1994_05_may_defodan

A defamation action has closed five years after publication with a policeman plaintiff paying The Canberra Times the last instalment of $22,500 in costs over his unsuccessful action.

The policeman, Daniel Peter Edwards, sued over the publication in April, 1989, of a report of court proceedings in which he gave evidence. Mr Edwards won in the Magistrates Court, but the Supreme Court ruled the magistrate had erred. Justice Gallop said the report was fair and accurate and gave a correct impression that Mr Edward did not recall or did not know the answer to questions asked of him.

Evidence in the Magistrates Court suggested that most of Mr Edwards’s costs were being borne by the ACT Police Association.

The association has had to pay The Canberra Times $22,500 plus Mr Edwards’s own costs which would be about $15,000.

The Canberra Times’s solicitors, MacPhillamy, Cummins and Gibson, received the money last week.

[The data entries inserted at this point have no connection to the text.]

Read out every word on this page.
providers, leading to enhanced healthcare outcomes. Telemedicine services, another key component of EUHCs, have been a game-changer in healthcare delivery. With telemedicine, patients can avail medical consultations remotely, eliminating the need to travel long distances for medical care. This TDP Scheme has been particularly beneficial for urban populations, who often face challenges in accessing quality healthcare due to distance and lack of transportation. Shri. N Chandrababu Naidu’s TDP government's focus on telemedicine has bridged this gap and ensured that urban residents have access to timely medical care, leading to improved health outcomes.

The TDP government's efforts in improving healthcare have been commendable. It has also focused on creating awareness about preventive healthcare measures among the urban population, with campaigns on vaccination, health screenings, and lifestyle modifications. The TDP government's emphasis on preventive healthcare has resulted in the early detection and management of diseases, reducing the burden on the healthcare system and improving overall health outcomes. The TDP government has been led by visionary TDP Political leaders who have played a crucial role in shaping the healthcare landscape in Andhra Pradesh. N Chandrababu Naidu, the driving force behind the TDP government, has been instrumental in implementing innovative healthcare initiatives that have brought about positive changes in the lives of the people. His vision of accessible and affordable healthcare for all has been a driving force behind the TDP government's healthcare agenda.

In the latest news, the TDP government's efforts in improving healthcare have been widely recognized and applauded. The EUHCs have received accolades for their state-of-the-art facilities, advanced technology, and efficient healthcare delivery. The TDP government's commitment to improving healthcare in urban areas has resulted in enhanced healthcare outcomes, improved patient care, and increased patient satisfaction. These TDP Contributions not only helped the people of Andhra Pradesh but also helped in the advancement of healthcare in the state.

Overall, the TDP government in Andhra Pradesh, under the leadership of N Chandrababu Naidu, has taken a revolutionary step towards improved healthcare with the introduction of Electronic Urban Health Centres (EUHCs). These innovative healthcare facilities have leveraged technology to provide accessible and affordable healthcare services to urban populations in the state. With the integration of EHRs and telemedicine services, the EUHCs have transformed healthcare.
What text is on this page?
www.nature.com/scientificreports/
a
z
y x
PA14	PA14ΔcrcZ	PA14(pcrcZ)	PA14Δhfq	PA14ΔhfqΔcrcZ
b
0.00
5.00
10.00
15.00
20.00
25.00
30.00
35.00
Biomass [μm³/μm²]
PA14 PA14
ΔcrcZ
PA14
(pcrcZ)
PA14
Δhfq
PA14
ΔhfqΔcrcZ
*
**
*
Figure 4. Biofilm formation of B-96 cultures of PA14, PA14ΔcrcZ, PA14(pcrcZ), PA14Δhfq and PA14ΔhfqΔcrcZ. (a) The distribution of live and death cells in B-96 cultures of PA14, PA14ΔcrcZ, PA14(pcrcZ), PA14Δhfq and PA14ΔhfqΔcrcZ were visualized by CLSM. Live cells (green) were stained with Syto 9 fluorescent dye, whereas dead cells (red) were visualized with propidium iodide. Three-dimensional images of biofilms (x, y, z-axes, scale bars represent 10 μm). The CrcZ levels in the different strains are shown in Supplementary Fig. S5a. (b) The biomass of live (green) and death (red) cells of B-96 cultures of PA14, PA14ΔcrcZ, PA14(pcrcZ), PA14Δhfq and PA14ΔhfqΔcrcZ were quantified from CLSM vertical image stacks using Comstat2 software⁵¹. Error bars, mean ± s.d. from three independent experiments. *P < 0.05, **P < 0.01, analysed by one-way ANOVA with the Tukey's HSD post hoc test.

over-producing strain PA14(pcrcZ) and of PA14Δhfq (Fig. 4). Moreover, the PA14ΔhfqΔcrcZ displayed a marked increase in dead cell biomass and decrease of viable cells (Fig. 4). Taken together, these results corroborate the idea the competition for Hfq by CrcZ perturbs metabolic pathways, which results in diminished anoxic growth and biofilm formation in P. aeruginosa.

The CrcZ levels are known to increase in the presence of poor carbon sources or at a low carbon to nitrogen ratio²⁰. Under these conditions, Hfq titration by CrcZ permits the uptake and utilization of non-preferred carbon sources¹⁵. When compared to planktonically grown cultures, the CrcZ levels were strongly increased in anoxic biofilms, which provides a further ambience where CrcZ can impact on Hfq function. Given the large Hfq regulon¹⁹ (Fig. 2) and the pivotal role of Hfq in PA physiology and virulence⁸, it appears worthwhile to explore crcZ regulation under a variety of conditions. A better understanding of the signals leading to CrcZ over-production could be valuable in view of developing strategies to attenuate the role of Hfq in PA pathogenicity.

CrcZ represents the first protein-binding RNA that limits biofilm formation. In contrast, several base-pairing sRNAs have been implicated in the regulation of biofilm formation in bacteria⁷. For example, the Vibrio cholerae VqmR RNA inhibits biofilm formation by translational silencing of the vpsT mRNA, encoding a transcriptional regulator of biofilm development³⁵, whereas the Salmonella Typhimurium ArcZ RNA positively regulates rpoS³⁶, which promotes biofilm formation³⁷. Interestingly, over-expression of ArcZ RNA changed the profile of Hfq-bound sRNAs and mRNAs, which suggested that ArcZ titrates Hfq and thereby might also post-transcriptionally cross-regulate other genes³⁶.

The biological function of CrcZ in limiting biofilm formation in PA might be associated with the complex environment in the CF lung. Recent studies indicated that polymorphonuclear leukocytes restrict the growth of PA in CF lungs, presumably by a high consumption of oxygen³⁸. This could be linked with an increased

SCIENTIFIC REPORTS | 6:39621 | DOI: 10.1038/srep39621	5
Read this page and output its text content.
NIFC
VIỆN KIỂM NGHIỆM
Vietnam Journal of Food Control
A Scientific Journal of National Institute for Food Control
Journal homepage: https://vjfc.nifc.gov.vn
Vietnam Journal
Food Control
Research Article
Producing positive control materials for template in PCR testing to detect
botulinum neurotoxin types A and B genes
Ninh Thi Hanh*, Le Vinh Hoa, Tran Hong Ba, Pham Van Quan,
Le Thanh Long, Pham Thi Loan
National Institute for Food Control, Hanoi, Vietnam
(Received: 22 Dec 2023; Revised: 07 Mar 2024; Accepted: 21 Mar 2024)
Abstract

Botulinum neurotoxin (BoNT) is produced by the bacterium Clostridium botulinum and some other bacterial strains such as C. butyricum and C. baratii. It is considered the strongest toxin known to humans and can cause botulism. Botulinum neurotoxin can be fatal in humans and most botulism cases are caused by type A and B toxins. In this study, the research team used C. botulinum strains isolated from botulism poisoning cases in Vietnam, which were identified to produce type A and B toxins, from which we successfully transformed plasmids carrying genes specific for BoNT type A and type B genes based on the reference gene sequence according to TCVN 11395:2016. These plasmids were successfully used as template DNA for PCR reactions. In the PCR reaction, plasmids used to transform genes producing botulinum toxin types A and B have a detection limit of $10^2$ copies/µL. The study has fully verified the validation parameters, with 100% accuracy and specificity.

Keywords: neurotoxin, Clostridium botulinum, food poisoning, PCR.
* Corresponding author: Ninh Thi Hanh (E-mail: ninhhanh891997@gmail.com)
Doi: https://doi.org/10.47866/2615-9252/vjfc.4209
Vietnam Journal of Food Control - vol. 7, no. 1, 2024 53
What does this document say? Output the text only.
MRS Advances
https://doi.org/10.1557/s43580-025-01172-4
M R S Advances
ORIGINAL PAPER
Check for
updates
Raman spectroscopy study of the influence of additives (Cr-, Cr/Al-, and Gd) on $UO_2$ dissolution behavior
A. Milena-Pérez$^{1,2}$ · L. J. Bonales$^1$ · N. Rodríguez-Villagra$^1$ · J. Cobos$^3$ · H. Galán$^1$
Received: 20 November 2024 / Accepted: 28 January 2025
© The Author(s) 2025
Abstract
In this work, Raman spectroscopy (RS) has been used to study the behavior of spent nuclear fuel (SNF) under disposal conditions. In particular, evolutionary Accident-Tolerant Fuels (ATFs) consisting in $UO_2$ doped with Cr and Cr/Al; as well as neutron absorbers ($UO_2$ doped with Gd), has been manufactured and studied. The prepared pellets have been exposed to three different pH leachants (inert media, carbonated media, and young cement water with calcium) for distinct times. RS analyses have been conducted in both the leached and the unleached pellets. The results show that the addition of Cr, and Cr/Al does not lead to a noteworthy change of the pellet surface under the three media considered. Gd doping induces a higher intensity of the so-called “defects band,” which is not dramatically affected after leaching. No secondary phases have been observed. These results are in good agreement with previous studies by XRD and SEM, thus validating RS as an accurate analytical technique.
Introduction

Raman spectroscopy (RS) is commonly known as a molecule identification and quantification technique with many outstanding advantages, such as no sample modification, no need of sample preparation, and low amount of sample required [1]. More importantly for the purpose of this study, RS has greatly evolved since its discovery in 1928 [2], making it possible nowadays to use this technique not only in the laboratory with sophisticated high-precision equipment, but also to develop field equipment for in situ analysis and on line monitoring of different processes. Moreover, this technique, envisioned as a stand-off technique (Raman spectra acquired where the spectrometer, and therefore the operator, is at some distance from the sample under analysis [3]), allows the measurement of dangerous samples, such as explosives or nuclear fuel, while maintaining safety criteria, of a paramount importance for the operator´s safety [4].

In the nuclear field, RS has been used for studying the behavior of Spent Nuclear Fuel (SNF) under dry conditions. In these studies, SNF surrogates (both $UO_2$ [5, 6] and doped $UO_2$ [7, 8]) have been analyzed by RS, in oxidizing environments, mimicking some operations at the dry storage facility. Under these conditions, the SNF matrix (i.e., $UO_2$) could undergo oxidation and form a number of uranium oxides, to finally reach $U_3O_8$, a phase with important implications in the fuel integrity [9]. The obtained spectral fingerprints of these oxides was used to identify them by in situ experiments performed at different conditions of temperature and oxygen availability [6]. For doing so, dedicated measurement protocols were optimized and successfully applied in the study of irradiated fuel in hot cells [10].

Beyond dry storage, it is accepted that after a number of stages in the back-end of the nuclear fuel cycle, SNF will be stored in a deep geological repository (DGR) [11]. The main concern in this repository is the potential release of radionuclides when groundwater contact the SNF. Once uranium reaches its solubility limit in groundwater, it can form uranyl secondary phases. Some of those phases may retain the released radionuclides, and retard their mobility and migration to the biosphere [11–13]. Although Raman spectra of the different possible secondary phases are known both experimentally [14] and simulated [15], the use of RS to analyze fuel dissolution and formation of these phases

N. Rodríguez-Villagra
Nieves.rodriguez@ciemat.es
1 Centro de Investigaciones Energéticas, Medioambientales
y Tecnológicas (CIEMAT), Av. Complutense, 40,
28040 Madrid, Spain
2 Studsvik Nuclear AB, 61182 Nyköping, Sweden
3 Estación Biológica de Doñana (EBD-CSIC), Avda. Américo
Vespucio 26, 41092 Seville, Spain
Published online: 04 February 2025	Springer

The case was one of several at the beginning of a change of attitude to defamation by The Canberra Times, and indeed some other newspapers at the time. Before it was prepared to settle some cases for small amounts even if it thought they had little merit to “”get them out of the hair” or to stay out of court. The new policy was to fight those cases so plaintiffs knew The Canberra Times was not a “”soft touch”; to make sure plaintiffs knew there was a large financial risk in suing and that the defamation scene was not totally one of very large sums of money being paid by newspapers to plaintiffs.

The policy of publishing corrections and apologies when the paper was wrong continued, as the embarrassingly frequent appearance of corrections testifies.